Rıfat amcaya dönüp elimi yumruk yaptım, oda benim gibi yaptığında yumruklarimizi tokuşturduk. Beni çoğu zaman baki amcamın gazabından korumaya çalışan rıfat amcam.
"Meryem teyze sana emanet, sende ona birbirinize iyi bakın" diyip boynuna kollarımı doladım.
Onun parfümüne hep bayılmış ve markasını merak etmiştim, her ne kadar öğrenmeye çalışsam da adını söylememişti.
"Gider ayak parfümün markasını da söyler misin acaba?" Diye sordugumda kaşlarını hayir anlamında yukarıya doğru kaldırdı."Şansımı denedim" diyip güldüğümde kahkaha attı.

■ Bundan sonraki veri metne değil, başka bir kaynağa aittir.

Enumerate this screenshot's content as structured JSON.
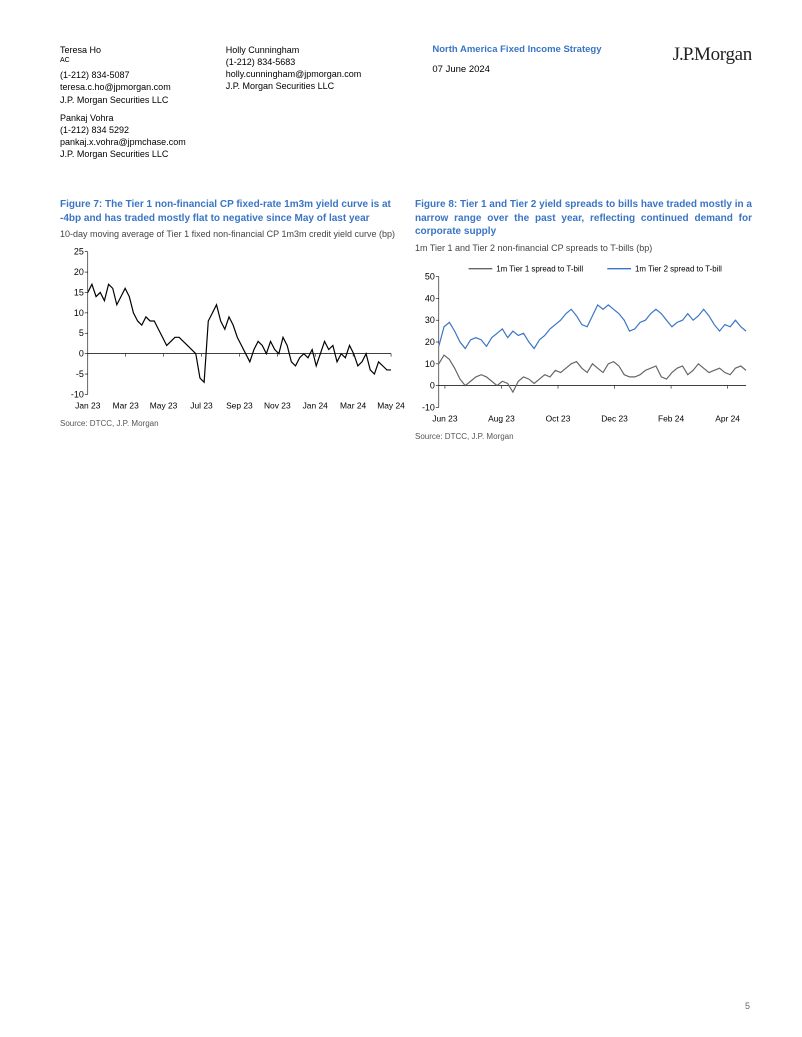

Aaa sarılmaktan kollarım yoruldu be.Suna abla ve ahmet abiye dönüp "size söyleyeceğimi söyledim zaten dün, sarılsak yeter" diyip teker teker onlara da sarıldım.
Kalabalık bir aileye mensup olmak ta cidden zor.
Sıra ceme geldiğinde tek kaşımı kaldırarak baktım. Hadi bakalım, şimdi ne yapacan cem beyefendi.
Elleri ceplerinde ayağıyla yerdeki karları eşelerken konuştu "umarım mutlu olursun"
Bumu yani, Allahım çocuğu zorla konuşturuyoruz ya.
"Hadi ama az zorla kendini cem, bak baki amcanın gazetesiyle vuracam kafana" dediğimde cem de dahil herkes güldü.